If u start changing volume, rocker, etc. even if the outline/channels/etc. is the same, u completly change the inicial board .
maybe the non surfer shapers are innate surf shapers LOL
Its just working with your hands and tools and having an eye for it. Its not rocket science and it isn’t zen buddist malarchy.
PS: Its 98% the rider anyway.
…not referring to a dent; put again the picture; that s not a dent. but never mind, continue with your arrogant thought about that with a few boards you can DESIGN and build a great board like the masters. I work in this industry as a daily job for near 30 years and I am not a master; also I see clearly how long I am to mastering some steps; for example: designing (to make prescriptions confident to the customers world wide) full guns (yes; I can build it but in the end I am not so sure about the right prescription…may be nobody is; I do not know) Tint work and channels; vacuum bagging some materials (without cosmetic issues) etc
–you are right that a great % is on the rider side (psyche)
Better yet here is a fresh close up so you can see exactly what you mistook from a distance in a photograph for poor workmanship. You can appologize anytime you like or you can press onward…
Sorry it took you 30 years to learn how to work with your hands. Not everyone shares your affliction.
So I spent years learning to make clean boards.
I was living in Hawaii and a south swell was coming. I needed a board…quick
Went in to friends factory and got a piece of shit reject blank. I did a midnight power shape job and it twisted’
I glassed it and it twisted even more. I was going to stomp it but I went ahead a put a fin on and rode this damn ugly azz board. Laughter in the parking lot. Twisted like a propellor. It was the best board I ever had. Other’s rode it and agreed.
SO what is a good shape?
Bingo. Like I said earlier, its subjective. What works for you might not work for me and vise versa.
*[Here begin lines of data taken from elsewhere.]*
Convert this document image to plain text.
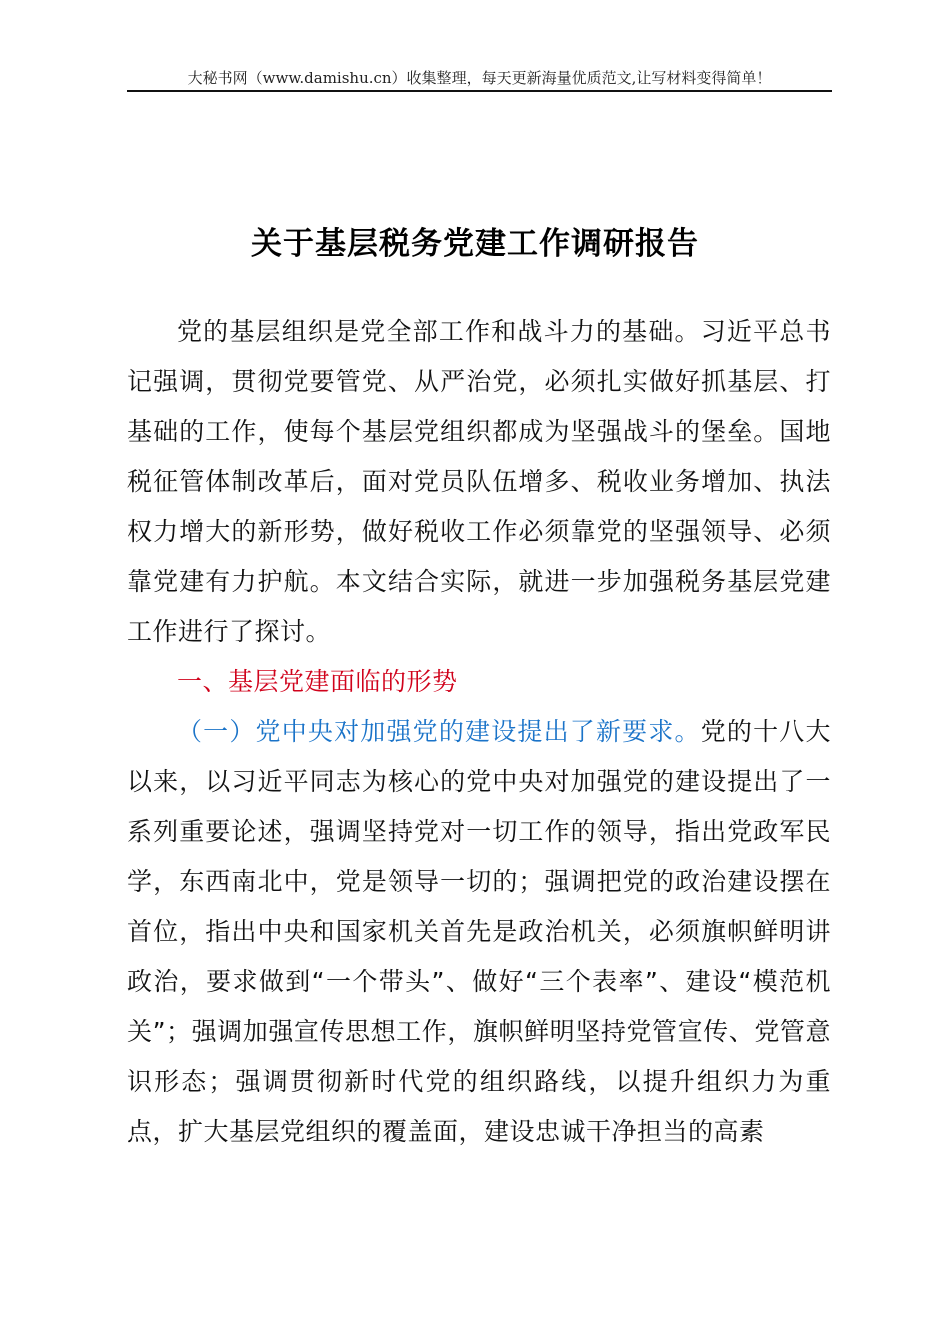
大秘书网（www.damishu.cn）收集整理，每天更新海量优质范文,让写材料变得简单！
关于基层税务党建工作调研报告

党的基层组织是党全部工作和战斗力的基础。习近平总书记强调，贯彻党要管党、从严治党，必须扎实做好抓基层、打基础的工作，使每个基层党组织都成为坚强战斗的堡垒。国地税征管体制改革后，面对党员队伍增多、税收业务增加、执法权力增大的新形势，做好税收工作必须靠党的坚强领导、必须靠党建有力护航。本文结合实际，就进一步加强税务基层党建工作进行了探讨。

一、基层党建面临的形势

（一）党中央对加强党的建设提出了新要求。党的十八大以来，以习近平同志为核心的党中央对加强党的建设提出了一系列重要论述，强调坚持党对一切工作的领导，指出党政军民学，东西南北中，党是领导一切的；强调把党的政治建设摆在首位，指出中央和国家机关首先是政治机关，必须旗帜鲜明讲政治，要求做到“一个带头”、做好“三个表率”、建设“模范机关”；强调加强宣传思想工作，旗帜鲜明坚持党管宣传、党管意识形态；强调贯彻新时代党的组织路线，以提升组织力为重点，扩大基层党组织的覆盖面，建设忠诚干净担当的高素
…I am talking about design plus top quality work; you cannot do a fine prescription to a customer if you only built few boards.
Then you put whatever picture NOT the one that you posted before; where s the color on the board; magically dissapeared?
Anyway; seems that you are one of these guys that paint a car with a brush and think that are in the same league or better than a guy that spent hours to perform the best job possible with that body work and paint…but if its only a car…we are trash it, rush it, crash it; why all the hassle?